Five new anthropology theses online!
More and more anthropology theses are published online in digital archives. Recently, five new theses were added in DUO (Digital publications at the University of Oslo):
First, I have wanted to show how alternative medicine (in this case mainly homeopathy and acupuncture) is offered in public health care in Britain. Secondly, I have briefly discussed this from a Norwegian context and looked into the possibilities of CAM in public health care in Norway.
Within the context of the ongoing conflict between the Kurdish minority and the Turkish state, what I describe and analyse is the everyday lives of differently situated young Kurds in Istanbul. Applying an intersectional perspective, I explore how these symbols of collective identity naturalise the difference of power within the group, while obscuring differences deriving from individual positionings on grids of power connected to other social divisions, such as gender, age, level of education, or economic status.
Sverre Søyland: The Need for Otherness. Spaces of Tourism in Nepal
In this thesis seek I to find identify and explain relationships between tourists and the places visited, consumption and identity. I show how the there can be said to exist a moral order among tourist. In this order status is best achieved in finding a balance between frequenting places perceived as authentic and off the beaten path, while not appearing to be overly concerned with doing so.
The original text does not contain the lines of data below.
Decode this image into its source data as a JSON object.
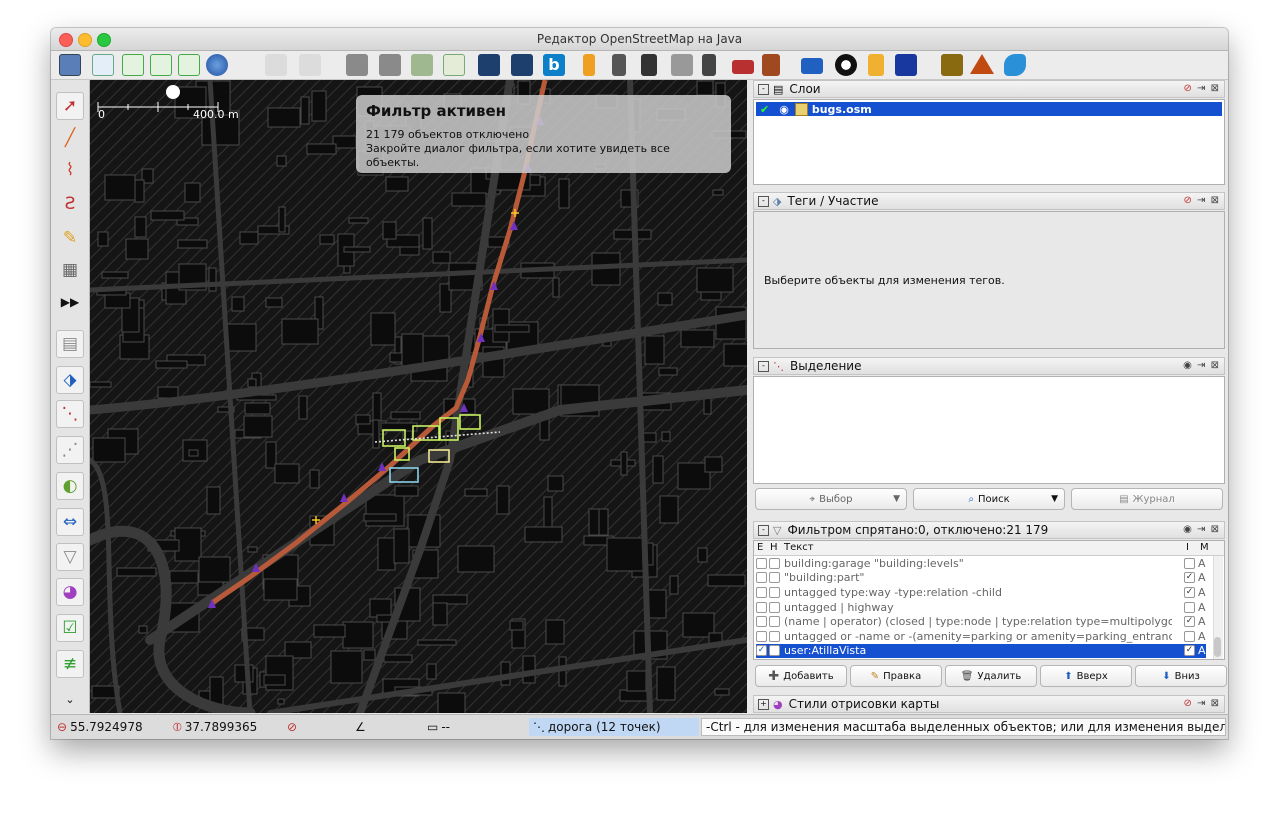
{
  "window": {
    "title": "Редактор OpenStreetMap на Java"
  },
  "map": {
    "scale_start": "0",
    "scale_end": "400.0 m",
    "filter_heading": "Фильтр активен",
    "filter_line1": "21 179 объектов отключено",
    "filter_line2": "Закройте диалог фильтра, если хотите увидеть все объекты."
  },
  "layers_panel": {
    "title": "Слои",
    "layer_name": "bugs.osm"
  },
  "tags_panel": {
    "title": "Теги / Участие",
    "empty_text": "Выберите объекты для изменения тегов."
  },
  "selection_panel": {
    "title": "Выделение",
    "select_label": "Выбор",
    "search_label": "Поиск",
    "history_label": "Журнал"
  },
  "filter_panel": {
    "title": "Фильтром спрятано:0, отключено:21 179",
    "col_e": "E",
    "col_h": "H",
    "col_text": "Текст",
    "col_i": "I",
    "col_m": "M",
    "rows": [
      {
        "text": "building:garage \"building:levels\"",
        "i": false,
        "m": "A",
        "e": false,
        "selected": false
      },
      {
        "text": "\"building:part\"",
        "i": true,
        "m": "A",
        "e": false,
        "selected": false
      },
      {
        "text": "untagged type:way -type:relation  -child",
        "i": true,
        "m": "A",
        "e": false,
        "selected": false
      },
      {
        "text": "untagged | highway",
        "i": false,
        "m": "A",
        "e": false,
        "selected": false
      },
      {
        "text": "(name | operator) (closed |  type:node |  type:relation type=multipolygon )",
        "i": true,
        "m": "A",
        "e": false,
        "selected": false
      },
      {
        "text": "untagged or -name or -(amenity=parking or amenity=parking_entrance)",
        "i": false,
        "m": "A",
        "e": false,
        "selected": false
      },
      {
        "text": "user:AtillaVista",
        "i": true,
        "m": "A",
        "e": true,
        "selected": true
      }
    ],
    "add_label": "Добавить",
    "edit_label": "Правка",
    "delete_label": "Удалить",
    "up_label": "Вверх",
    "down_label": "Вниз"
  },
  "styles_panel": {
    "title": "Стили отрисовки карты"
  },
  "statusbar": {
    "lat": "55.7924978",
    "lon": "37.7899365",
    "distance": "--",
    "selection": "дорога (12 точек)",
    "hint": "-Ctrl - для изменения масштаба выделенных объектов; или для изменения выделения"
  },
  "colors": {
    "selected_row": "#1550d0",
    "route": "#b85a3a",
    "route_node": "#7030c0",
    "highlight": "#c8f060"
  }
}
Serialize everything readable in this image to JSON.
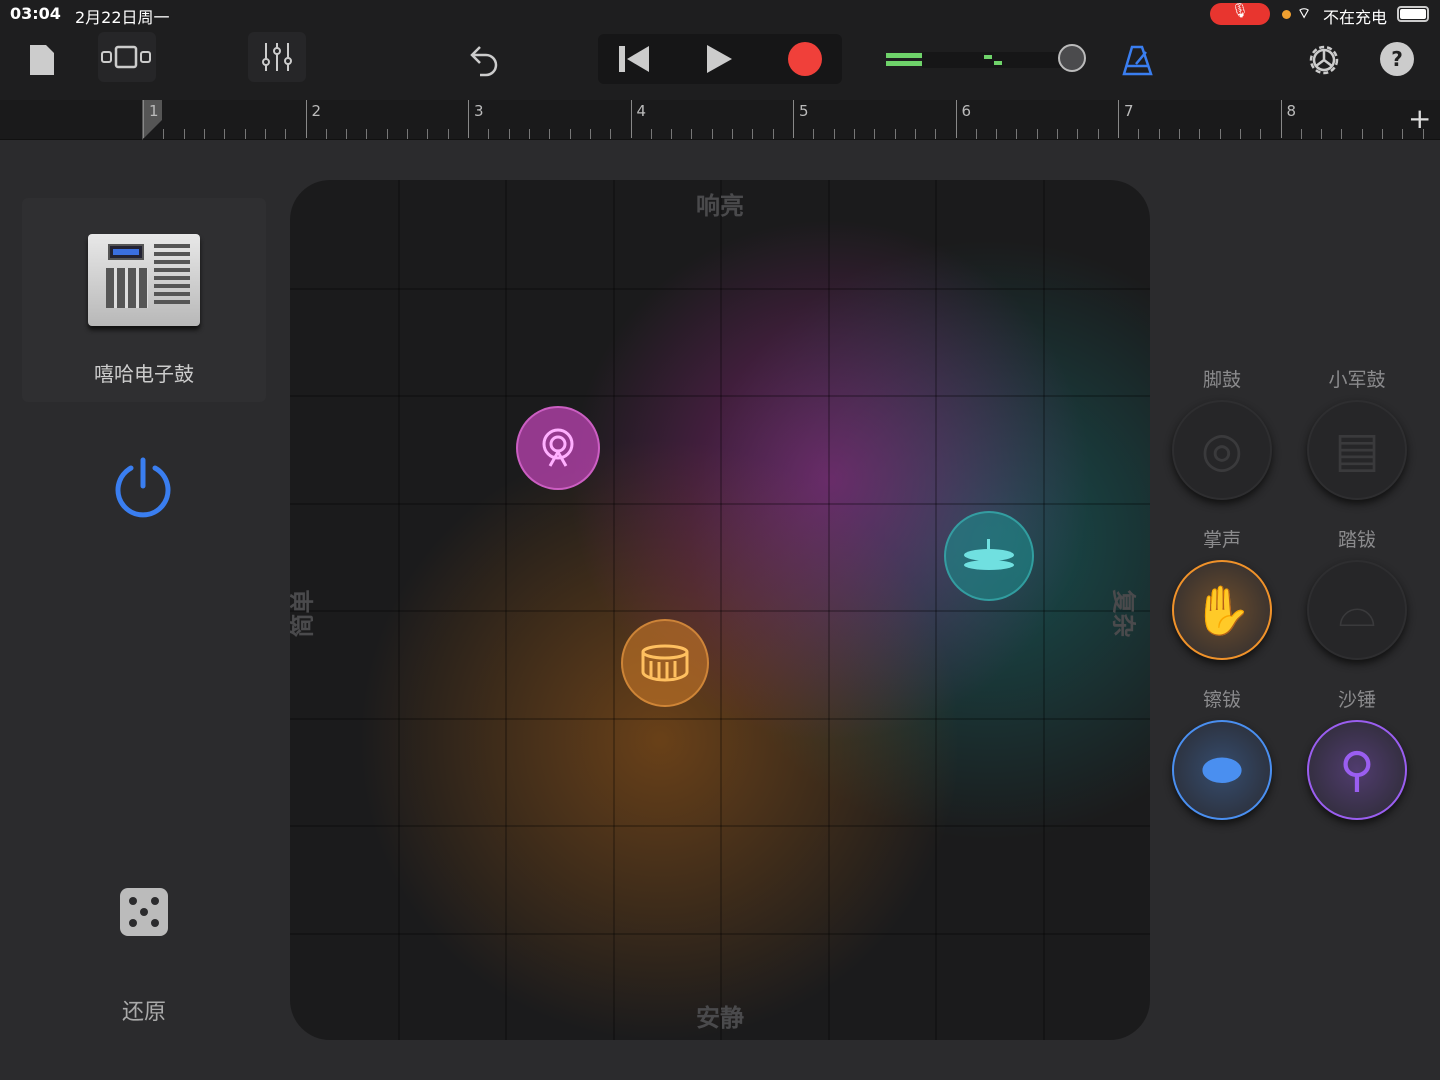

Friends of Nature (FON) is China's oldest existing environmental NGO and their aim is to establish and disseminate respect and understanding for nature in the Chinese population, especially among the young. I look at FON's human resources and other capital forms to explain how their projects come about. I also look at the political and legal restrictions within which they must keep and the strategies they employ in dialogue with these.
The empirical material is drawn from a Masters of Business Administration classroom in Oslo, Norway. I present what I call ”MBA talk” as a discursive activity that privileges words and individual intentionality while simultaneously providing the basis for group identity.